Crossing barbed wire fences is an art
Some people like to buy jeans with holes already in the fabric. I, however, prefer my new britches with only traditional waist and leg openings. Unfortunately, because I’m not good at crossing barbwire fences, I’ve ripped some fashionable extra tears in my denims.
One pair had a rent in the upper inseam that I was able to mend well enough to wear them in public. The other I managed to catch by the seater, and no matter how tiny my stitches were, I couldn’t piece that “L”shaped rip together without a visible patch. Regardless of how many young folks buy jeans with intentional rips, it just isn’t cool to be in public only to realize your needlecraft failed, leaving your undies on display.
Despite initial appearances, this article isn’t really about torn jeans. They’re simply a result of ineffective efforts to get from one side of barbed wire to the other. People who’ve lived long in this country know fence crossing is an art. It isn’t something you wake up one morning to discover is your area of expertise. If author Malcolm Gladwell is correct, you’d need to climb over about 9,999 such enclosures before you were an expert. While I’m not sure that number is necessary, I know it takes practice to perform this feat without damaging fence, flesh, or pants.
Before you think about your own well-being or that of your clothing when crossing these barriers, you have to be sure the fence doesn’t get messed up when you either lift a leg over or stretch the top and middle wires wide enough to allow an adult to squeeze through. Fixing fence is no fun, so you don’t want to set yourself up for stapling line back on posts or having to splice it. If you’re responsible, you aren’t going to mess up a landowner’s hard work and then not repair it.

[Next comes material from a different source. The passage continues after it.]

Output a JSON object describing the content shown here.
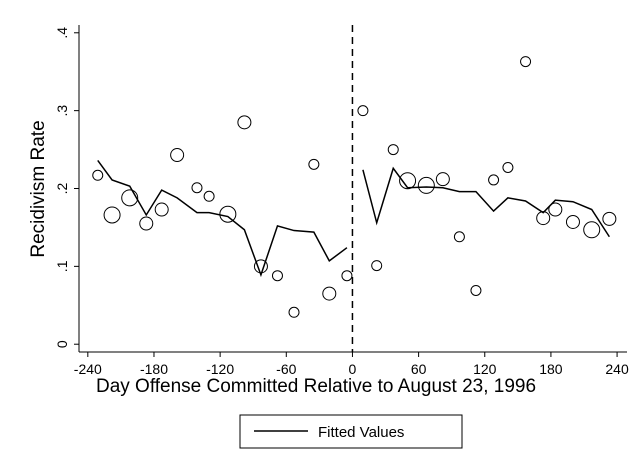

Once you’ve made sure you aren’t damaging that wire barricade, you need to decide whether you have long enough legs or superhuman leaping power to get yourself over the obstacle without jabbing yourself in some tender parts. It’s difficult to maintain composure among a group of friends and hunting buddies when you’ve hung your inner thigh up on a metal projectile. It’s more challenging to act like everything is fine with your nether regions attached to that fence, and you can’t find a place to grab the torturous cable without catching hand flesh and ripping it as well
If you can’t make it over the obstacle, you need to squeeze your hunting-gear-encased torso between taut lines and then drag your legs through one at a time. For folks who don’t practice yoga regularly, this is difficult. You’re also depending on a fallible human to spread those lines wide. Sometimes the responsible party gets distracted. All the apologies in the world don’t make it feel better when you’ve been twanged between two strands of barbed wire—and that’s after you get your clothes and hair detached.
I’ve ripped enough almost-new jeans to wonder if some outdoors person who wasn’t very good at crossing barbed wire fences was responsible for making torn denims fashionable. I don’t have to pay extra for torn pants. A trip out of doors updates my wardrobe considerably.